1Password leverages and integrates the site Have I Been Pwned to help determine if an account is vulnerable. On its home page, you can enter in your email addresses to see if they were part of any previous breaches.
https://haveibeenpwned.com/
Have I Been Pwned will even notify you when your email address shows up in a future breach.
https://haveibeenpwned.com/NotifyMe
§
VPN
This is a short version. I’ll need to take a few hours to write out the detailed version.
Bottom line at the top: For the average home user, I believe you should use a reliable VPN whenever you use an internet service you have not directly purchased. Services I would classify as generally safe are your home internet service that you are renting from a carrier (companies like Comcast, Verizon, Time Warner, etc.) or from a cellular company (AT&T, T-Mobile, Verizon, etc.)
Using a VPN would protect you from any unwanted monitoring by the owner of that public internet access.
[Note: I’m probably going to start adding addenda to each of these posts. Those addenda would cover the important but probably overly detailed info that some people may find interesting but others would find overwhelming. In this case, I want to give a quick overview of Tier 1, 2, and 3 networks and how much of the Internet’s architecture is invisible to us as consumers. With that very brief background, I could start digging into “free” public Wi-Fi and how/why it’s paid for and why they can be so dangersou. I could talk about hotspots and using tethering. I could even maybe touch on services like Biongo. But that is all very ahead of myself.]
So here’s why I have so many thoughts about VPNs. A while back, I sat down and researched VPN services to find which one had all the privacy and security features I would want. [In the past, I’ve relied on workplace VPNs for security because—I believe—I’d rather a job see my Wikipedia history versus some disgruntled cafe employee who setups a Wi-Fi network to log activity.] The only companies that had all of the features I consider crucial are based in countries with adversarial or nonexistent relationships with the US. Those are the people who I absolutely do not want to have my data. So while I do believe a travel VPN is a best practice, I’m left at a bit of a crossroads when it comes to which service to use even when you’re at home.
You may be asking what I mean by “Those are the people who I absolutely do not want to have my data.” Well, when you use a VPN, your internet traffic goes from you to that VPN service and then out into the world. That means, if anyone at that VPN would want to monitor your internet usage, they could. [Yeah, I probably need to make some drawings to explain all that.]
More later, but here’s a good place to start and lose your mind researching VPNs.
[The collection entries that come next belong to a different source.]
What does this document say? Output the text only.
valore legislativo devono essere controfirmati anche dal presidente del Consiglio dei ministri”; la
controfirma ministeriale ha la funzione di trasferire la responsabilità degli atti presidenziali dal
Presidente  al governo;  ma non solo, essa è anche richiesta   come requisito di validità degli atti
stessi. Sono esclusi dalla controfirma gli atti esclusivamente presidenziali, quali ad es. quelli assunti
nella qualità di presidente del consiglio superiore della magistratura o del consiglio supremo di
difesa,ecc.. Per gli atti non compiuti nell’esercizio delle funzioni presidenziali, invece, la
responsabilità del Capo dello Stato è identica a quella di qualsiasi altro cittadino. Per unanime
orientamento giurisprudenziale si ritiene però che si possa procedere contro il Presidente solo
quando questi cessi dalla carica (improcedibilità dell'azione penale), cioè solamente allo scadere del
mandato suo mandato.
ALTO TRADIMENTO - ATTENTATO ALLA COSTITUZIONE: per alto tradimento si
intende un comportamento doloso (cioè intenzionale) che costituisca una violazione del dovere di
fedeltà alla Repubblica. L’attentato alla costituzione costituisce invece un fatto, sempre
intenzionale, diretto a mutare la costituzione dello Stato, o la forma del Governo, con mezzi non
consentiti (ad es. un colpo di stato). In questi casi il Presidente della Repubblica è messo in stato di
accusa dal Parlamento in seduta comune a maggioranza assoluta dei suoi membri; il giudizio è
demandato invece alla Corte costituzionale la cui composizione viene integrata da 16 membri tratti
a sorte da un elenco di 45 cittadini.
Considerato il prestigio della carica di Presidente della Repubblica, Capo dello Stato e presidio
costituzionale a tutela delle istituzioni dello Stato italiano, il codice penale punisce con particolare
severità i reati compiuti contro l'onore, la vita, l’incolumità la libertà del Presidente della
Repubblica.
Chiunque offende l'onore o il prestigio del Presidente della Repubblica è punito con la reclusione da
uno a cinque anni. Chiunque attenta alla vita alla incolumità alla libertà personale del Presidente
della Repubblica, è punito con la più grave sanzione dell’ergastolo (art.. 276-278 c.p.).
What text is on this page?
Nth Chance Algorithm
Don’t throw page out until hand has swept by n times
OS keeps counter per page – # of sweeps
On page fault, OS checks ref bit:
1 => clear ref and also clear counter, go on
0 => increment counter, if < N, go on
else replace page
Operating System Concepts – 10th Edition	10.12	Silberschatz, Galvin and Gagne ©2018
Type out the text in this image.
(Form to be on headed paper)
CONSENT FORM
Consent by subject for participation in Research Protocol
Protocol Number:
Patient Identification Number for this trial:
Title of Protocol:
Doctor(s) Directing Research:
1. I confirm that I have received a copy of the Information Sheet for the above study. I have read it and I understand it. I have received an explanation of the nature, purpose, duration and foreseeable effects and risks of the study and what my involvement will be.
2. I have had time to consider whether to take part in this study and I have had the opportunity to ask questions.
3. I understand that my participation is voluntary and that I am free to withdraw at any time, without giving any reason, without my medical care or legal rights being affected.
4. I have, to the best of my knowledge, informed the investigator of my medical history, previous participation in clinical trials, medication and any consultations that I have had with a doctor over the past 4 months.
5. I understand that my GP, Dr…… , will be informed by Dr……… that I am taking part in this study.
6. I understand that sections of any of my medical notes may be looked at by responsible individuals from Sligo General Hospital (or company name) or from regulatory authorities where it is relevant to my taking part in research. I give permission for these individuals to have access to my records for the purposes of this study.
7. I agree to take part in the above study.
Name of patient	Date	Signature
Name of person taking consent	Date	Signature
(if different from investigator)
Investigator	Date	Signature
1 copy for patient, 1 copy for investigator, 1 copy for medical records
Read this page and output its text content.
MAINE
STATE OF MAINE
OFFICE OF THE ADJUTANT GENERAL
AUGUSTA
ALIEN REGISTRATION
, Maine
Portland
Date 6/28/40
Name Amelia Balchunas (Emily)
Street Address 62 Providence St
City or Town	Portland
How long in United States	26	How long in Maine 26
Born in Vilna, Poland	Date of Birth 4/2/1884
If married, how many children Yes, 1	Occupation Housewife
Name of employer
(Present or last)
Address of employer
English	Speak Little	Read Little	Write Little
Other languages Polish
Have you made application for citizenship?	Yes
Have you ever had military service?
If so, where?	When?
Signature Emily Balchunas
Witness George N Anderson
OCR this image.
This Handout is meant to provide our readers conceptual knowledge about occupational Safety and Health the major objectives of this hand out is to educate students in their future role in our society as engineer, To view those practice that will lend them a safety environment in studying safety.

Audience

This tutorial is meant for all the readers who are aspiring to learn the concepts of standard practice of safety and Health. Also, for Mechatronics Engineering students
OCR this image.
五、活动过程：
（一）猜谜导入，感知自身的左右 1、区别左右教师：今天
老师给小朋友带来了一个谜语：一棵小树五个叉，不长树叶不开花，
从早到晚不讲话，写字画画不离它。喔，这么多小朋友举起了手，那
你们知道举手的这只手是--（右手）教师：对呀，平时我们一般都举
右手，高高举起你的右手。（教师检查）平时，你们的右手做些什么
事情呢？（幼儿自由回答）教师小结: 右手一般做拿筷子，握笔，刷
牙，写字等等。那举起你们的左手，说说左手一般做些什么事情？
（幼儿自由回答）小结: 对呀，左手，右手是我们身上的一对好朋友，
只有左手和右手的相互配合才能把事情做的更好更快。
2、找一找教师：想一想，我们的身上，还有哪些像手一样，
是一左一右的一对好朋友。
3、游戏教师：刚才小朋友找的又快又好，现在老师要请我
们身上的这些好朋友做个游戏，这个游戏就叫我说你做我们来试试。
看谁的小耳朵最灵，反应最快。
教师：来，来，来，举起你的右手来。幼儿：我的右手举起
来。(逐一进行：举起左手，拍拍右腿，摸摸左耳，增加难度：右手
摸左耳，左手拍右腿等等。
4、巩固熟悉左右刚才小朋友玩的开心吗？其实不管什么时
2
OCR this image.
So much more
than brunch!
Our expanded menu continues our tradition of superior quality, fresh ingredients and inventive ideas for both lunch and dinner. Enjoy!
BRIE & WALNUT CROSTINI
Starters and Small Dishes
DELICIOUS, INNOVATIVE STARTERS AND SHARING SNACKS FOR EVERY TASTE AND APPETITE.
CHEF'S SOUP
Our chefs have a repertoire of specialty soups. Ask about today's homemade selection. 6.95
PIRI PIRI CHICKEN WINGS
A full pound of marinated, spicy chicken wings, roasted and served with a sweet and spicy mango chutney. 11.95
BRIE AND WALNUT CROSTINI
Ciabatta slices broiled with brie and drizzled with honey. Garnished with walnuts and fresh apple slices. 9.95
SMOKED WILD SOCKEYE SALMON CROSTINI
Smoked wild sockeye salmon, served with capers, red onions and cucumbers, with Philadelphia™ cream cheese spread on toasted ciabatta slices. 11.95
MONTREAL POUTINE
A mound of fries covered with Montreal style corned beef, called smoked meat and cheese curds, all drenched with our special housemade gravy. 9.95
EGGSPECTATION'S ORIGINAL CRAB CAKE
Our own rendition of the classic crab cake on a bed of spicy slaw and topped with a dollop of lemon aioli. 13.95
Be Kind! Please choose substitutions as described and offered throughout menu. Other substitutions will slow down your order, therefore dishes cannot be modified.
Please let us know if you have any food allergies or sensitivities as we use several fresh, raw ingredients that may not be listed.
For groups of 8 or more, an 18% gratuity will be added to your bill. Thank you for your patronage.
https://thatoneprivacysite.net/vpn-section/
§
Current Conclusions…
I know this is a lot. Security and privacy is broken. I attended a talk by a professor who conducts yearly surveys of security and privacy experts. What he’s found is that those who are most knowledgeable are the least hopeful that the situation can be fixed. But I would say that it doesn’t mean that we shouldn’t do whatever we can to secure ourselves to the best of our ability.
I know it can be very frustrating. You could have done everything I’ve suggested and more, but that won’t help you if Facebook (or any other site) makes a mistake.
I suppose you could say, “I’m deleting all my accounts and hiding in a cave.” I guess. But that’s not a 100% guarantee because we all have records in all sorts of systems that are vulnerable. The only way to find out and do something about breaches that affect you is remaining connected to the world.
https://www.consumer.ftc.gov/blog/2017/09/equifax-data-breach-what-do
If you’ve made mistakes, you’re not alone. even the most well-informed can make disastrous mistakes.
https://www.wired.com/2012/08/apple-amazon-mat-honan-hacking/
[Note to self: I’ve got to figure out a more uplifting ending.]